1st issue:- Classic send api blocking and timeout coverage gap :-
So the possible solution is coverage gap of classic send api , and my approach towards the solution is to create rtems_message_queue_timed_send( wait=true, timeout) and keeping the rtems_message_queue_send(wait=false) as it is for code modularity and differentiation.
I will run the program with the relevant test files and make sure there is no error.
So when posix is not used , the classic send will support all non-blocking, blocking forever, blocking with timeout.
Shall i proceed with the next step to code the solution?
Other issues:-
Optimization of message priority in the posix message queue
Zero length messages test
Mode support for mq_open() which is the same logic for sem_open() problem
Infinite loop due to broadcasting to a higher priority message
Posix message queue thread release order is not in priority.

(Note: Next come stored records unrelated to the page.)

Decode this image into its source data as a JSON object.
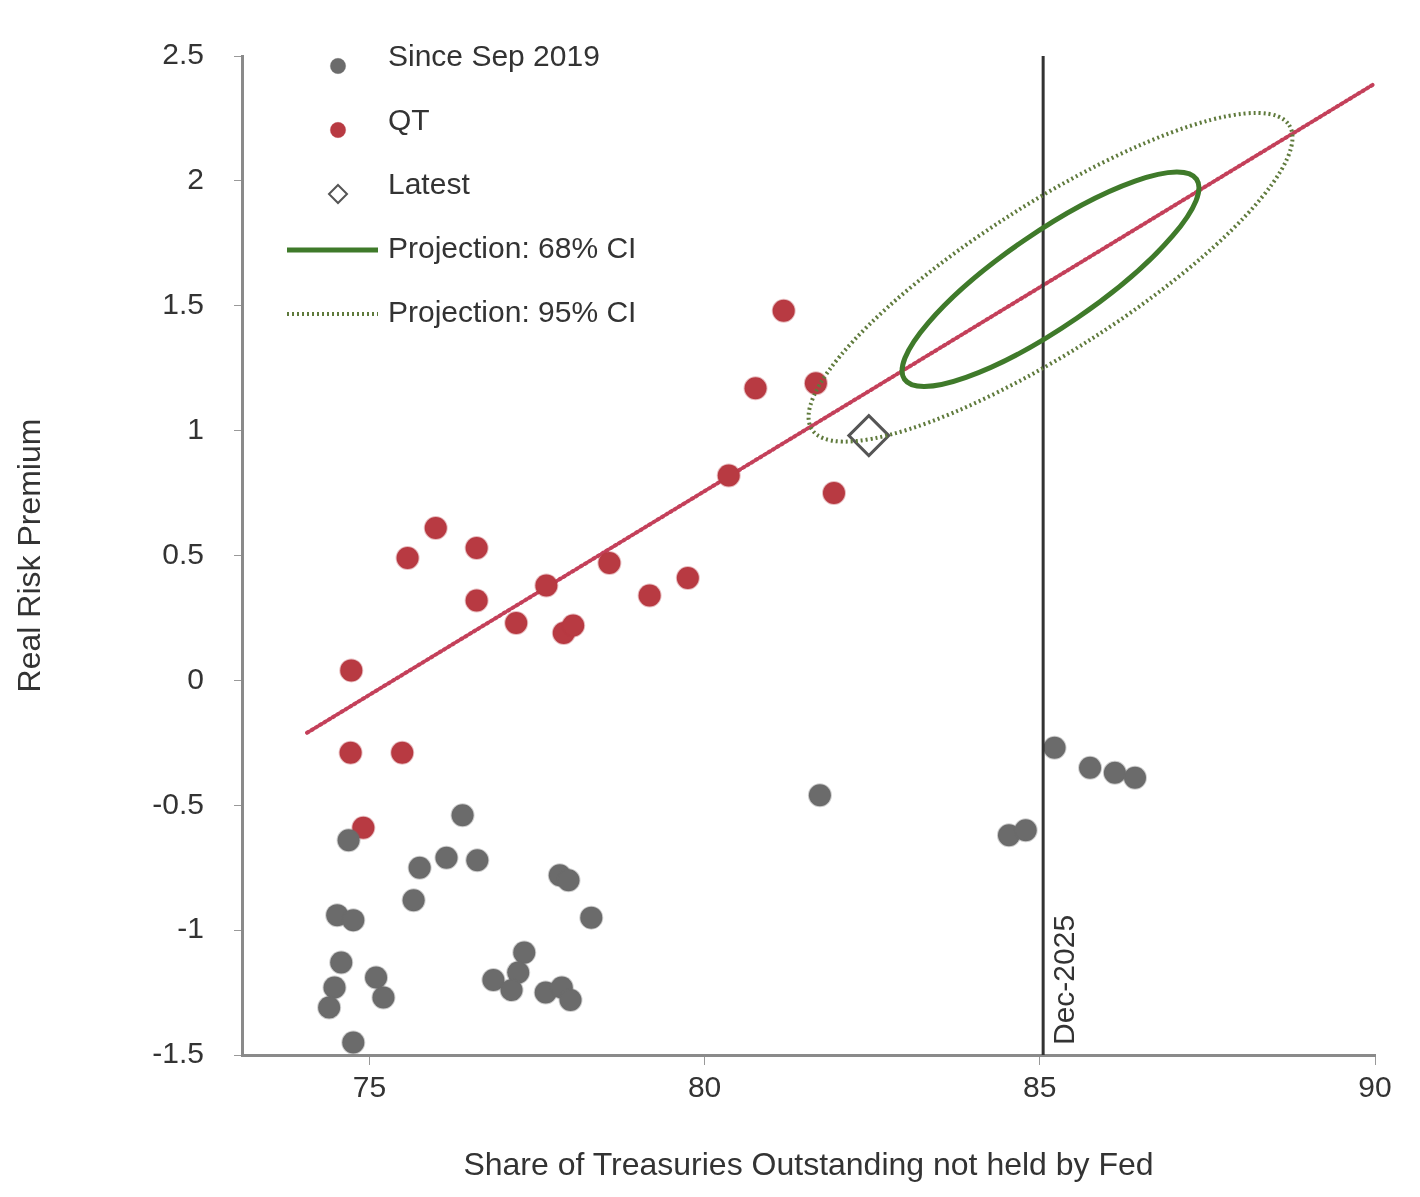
{
  "chart_data": {
    "type": "scatter",
    "xlabel": "Share of Treasuries Outstanding not held by Fed",
    "ylabel": "Real Risk Premium",
    "xlim": [
      73.1,
      90
    ],
    "xticks": [
      75,
      80,
      85,
      90
    ],
    "ylim": [
      -1.5,
      2.5
    ],
    "yticks": [
      -1.5,
      -1,
      -0.5,
      0,
      0.5,
      1,
      1.5,
      2,
      2.5
    ],
    "grid": false,
    "legend": "top left",
    "annotations": [
      "Projection: 68% CI",
      "Projection: 95% CI"
    ],
    "ref_lines": [
      {
        "axis": "x",
        "value": 85.05,
        "label": "Dec-2025",
        "color": "#333333",
        "line_style": "solid"
      }
    ],
    "series": [
      {
        "name": "Since Sep 2019",
        "type": "scatter",
        "marker": "circle",
        "color": "#6b6b6b",
        "x": [
          74.69,
          76.39,
          75.75,
          76.15,
          76.61,
          75.66,
          77.84,
          77.97,
          74.52,
          74.76,
          78.31,
          74.58,
          74.48,
          74.4,
          75.1,
          75.21,
          74.76,
          77.31,
          77.22,
          76.85,
          77.12,
          77.63,
          77.87,
          78.0,
          81.72,
          84.54,
          84.79,
          85.22,
          85.75,
          86.12,
          86.42
        ],
        "values": [
          -0.64,
          -0.54,
          -0.75,
          -0.71,
          -0.72,
          -0.88,
          -0.78,
          -0.8,
          -0.94,
          -0.96,
          -0.95,
          -1.13,
          -1.23,
          -1.31,
          -1.19,
          -1.27,
          -1.45,
          -1.09,
          -1.17,
          -1.2,
          -1.24,
          -1.25,
          -1.23,
          -1.28,
          -0.46,
          -0.62,
          -0.6,
          -0.27,
          -0.35,
          -0.37,
          -0.39
        ]
      },
      {
        "name": "QT",
        "type": "scatter",
        "marker": "circle",
        "color": "#b83a42",
        "x": [
          74.73,
          74.72,
          75.49,
          74.91,
          75.57,
          75.99,
          76.6,
          76.6,
          77.19,
          77.64,
          77.9,
          78.04,
          78.58,
          79.18,
          79.75,
          80.36,
          80.76,
          81.18,
          81.66,
          81.93
        ],
        "values": [
          0.04,
          -0.29,
          -0.29,
          -0.59,
          0.49,
          0.61,
          0.53,
          0.32,
          0.23,
          0.38,
          0.19,
          0.22,
          0.47,
          0.34,
          0.41,
          0.82,
          1.17,
          1.48,
          1.19,
          0.75
        ]
      },
      {
        "name": "Latest",
        "type": "scatter",
        "marker": "diamond",
        "color": "#555555",
        "x": [
          82.45
        ],
        "values": [
          0.98
        ]
      },
      {
        "type": "line",
        "marker": "none",
        "line_style": "dotted",
        "color": "#c4405a",
        "x": [
          74.07,
          90
        ],
        "values": [
          -0.21,
          2.39
        ]
      }
    ]
  }
}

Next i’ll research about these linked issues and work on them.
please correct me if i am wrong with my approach and understandings.
@gedare
So if I understand correctly, in the Classic API, waiting semantics are intentionally supported only on the receive side, and send operations are designed to be non-blocking when the queue is full.
In that case, the wait+timeout path in _CORE_message_queue_Submit() is exercised primarily via the POSIX MQ APIs, and not through Classic MQ sends.

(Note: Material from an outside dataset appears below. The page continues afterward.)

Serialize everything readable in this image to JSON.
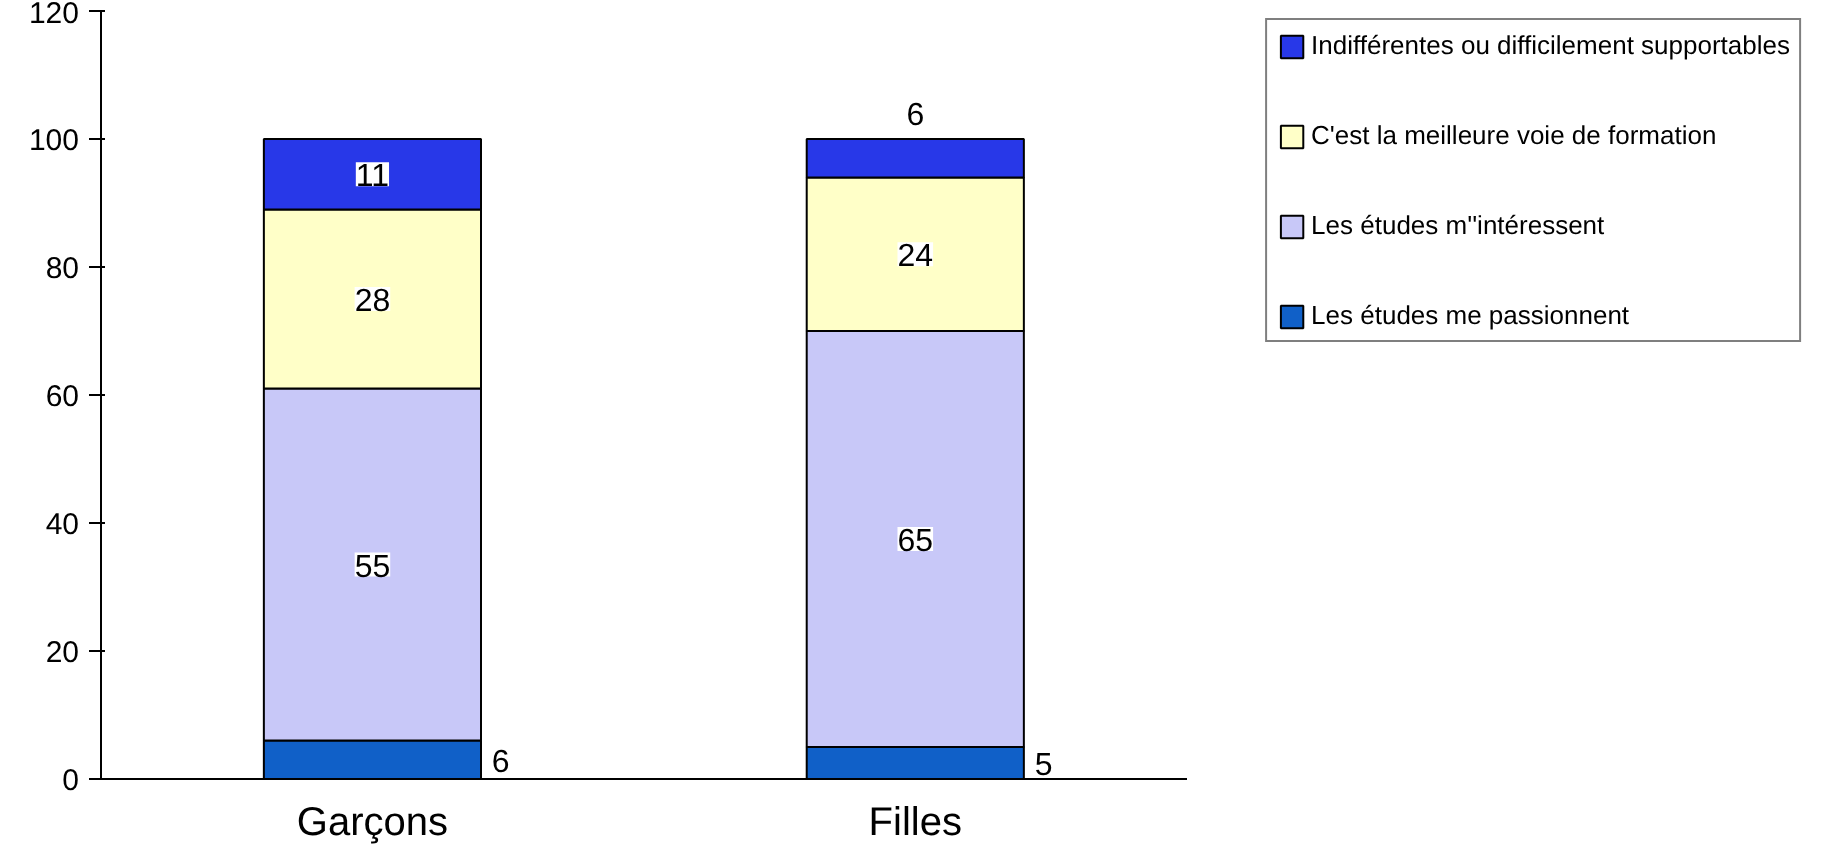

Should the scope of this issue therefore focus on validating/fixing the CORE blocking send + timeout behavior as used by POSIX, rather than extending the Classic API to support blocking/timed send?
By validating I mean running the relevant test cases for checking proper working of non-blocking , timed blocking cases of CORE send APIs.
And if I find any edge case coverage gaps while testing (for example around timeout handling, queue full conditions, or sender wait paths), I would add targeted test cases and use them to check for bugs in the CORE blocking-send + timeout path.
I don’t know if there’s anything wrong with the CORE blocking send + timeout behavior as used by POSIX. For this particular issue, I think you could proceed with the proposal to provide rtems_message_queue_timed_send() as part of the work to be done. This will not be very much code, so you will want to continue scoping out the remainder of the message queue related tasks.
I will include the implementation and testing of rtems_message_queue_timed_send() as one of the issue of proposal.
Since the this issue is small, I have also spent last few days studying the “Lower Message Priority Range” optimization issue. I have traced the current O(n) chain priority insertion bottleneck and also ran the relevant test cases to check the edge cases.
I have posted a detailed post with my code-tracing findings,screenshots and reference links on that specific issue’s post.
With these two I’ll also include a few of the other linked issues under “Message Queue Improvement and Fixes” issue.
Hello @gedare@JoelSherrill,
So as mentioned above, I considered another one message queue issue along with this i.e
#5247.
I had a doubt regarding the proposal’s scope of this project, Since
issue Lower Message Priority Range Supported by POSIX Message Queues as discussed in thread 1, the proposed solution is adding priority bucket + bitmap lookup solution with the fallback of existing ordered chain insertion when the range exceeds, so it consists of algorithm implementation, test cases to check the correct working of new algorithm and also verifying the fallback if the range exceeds, and documentation.
issue CORE_message_queue_Send timeout failure as discussed above, requires implementation of new api rtems_message_queue_timed_send(), and seperate testfile with test cases similar to POSIX timed send api, and updating user documentation
will this be suitable for medium(~175 hrs) or large(~300 hrs) ?
Hello , i have created a draft proposal and added to the tracking page, will be updating the proposal based on the suggestions and guidance given by mentors.